With attendances still going strong, the Bolton boss hopes to convert the positive vibes echoing around the club into decibels on the terraces.
“They (the fans) have a massive role to play in all this,” he told The Bolton News. “Second half against Forest Green, last 20 minutes against Cheltenham, if we could replicate that sort of atmosphere for 90 minutes it would be such an intimidating place.
“The players must play a part. They need to get fans’ bums off their seats. We want to do that – but I’d love the fans to walk in there for the last six or seven home games and do everything they can to make it a partisan atmosphere. It will take it such a difficult place to come.”

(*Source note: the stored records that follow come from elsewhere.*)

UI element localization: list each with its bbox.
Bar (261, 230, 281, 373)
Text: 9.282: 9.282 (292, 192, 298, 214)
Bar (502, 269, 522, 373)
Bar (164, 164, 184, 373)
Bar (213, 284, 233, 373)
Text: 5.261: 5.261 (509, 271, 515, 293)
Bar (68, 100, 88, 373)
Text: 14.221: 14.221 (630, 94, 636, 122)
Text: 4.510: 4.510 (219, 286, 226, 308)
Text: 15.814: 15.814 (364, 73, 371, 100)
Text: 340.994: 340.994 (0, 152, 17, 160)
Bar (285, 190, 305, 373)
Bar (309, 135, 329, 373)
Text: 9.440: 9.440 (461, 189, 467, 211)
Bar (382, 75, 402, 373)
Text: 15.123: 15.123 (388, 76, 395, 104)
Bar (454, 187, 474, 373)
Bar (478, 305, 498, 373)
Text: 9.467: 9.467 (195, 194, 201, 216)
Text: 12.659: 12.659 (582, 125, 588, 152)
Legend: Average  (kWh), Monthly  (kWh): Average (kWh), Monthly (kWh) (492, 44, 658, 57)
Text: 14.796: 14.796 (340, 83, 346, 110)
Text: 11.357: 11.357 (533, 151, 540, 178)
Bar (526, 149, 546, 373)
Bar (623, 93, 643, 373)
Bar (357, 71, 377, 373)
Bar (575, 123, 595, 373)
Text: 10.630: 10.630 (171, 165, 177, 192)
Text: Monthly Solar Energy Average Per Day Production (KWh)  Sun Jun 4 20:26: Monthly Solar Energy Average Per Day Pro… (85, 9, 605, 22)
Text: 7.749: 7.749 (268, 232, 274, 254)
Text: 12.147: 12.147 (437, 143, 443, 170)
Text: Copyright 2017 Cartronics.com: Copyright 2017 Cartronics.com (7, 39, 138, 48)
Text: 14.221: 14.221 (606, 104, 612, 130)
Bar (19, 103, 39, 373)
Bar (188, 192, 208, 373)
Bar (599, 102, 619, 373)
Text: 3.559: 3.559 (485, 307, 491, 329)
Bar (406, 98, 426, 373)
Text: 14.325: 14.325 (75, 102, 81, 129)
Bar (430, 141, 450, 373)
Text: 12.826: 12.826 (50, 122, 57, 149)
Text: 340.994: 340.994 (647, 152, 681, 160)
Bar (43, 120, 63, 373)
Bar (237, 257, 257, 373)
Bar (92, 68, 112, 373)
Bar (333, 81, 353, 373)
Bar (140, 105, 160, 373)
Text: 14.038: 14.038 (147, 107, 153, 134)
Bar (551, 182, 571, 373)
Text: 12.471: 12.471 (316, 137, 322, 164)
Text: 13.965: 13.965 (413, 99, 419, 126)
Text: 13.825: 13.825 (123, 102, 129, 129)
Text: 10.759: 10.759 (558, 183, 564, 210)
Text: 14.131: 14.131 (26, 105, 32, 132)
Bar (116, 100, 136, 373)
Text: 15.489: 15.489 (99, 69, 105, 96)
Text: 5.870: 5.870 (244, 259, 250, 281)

While Saturday’s result may rival the home win against Sunderland or the one that clinched promotion against Crawley as Evatt’s most celebrated in his two-and-a-half years at Bolton, the manager remains insistent that the best times are yet to come.
“I just think the whole place, the connection between the team, the staff, the board, the fans, the media team, you guys, it is palpable, you can feel it,” he said. “There is something special about the atmosphere we have created, not just within the club, but about the town as well. The whole place feels positive at the moment and I have said before, if we stick together then good things can happen.
“There was no better moment than after the game on Saturday to highlight just how much togetherness there is in this group.
“The exciting thing for me is that I think there is a lot more to come. Not just in regards to Saturday, although looking at that game without any of the emotion, I do think we can improve.
“The challenge for us now is to reset. That was a real high, but the thing we are trying to do here is stay consistent with our behaviour through the good times and bad. I think we are improving at that.
“Just this morning I’d had a conversation and it doesn’t seem five minutes since Christmas but now we are in mid-February. The second half of the season just seems to fly by.
“I am excited because we have given ourselves an opportunity. I am not counting any chickens, I know there is hard work to come, but to be involved in big games and to be talked about as a team that is challenging and making people sit up and take notice, that is really pleasing.
“The key word has always been progression and that is what we have done this season.”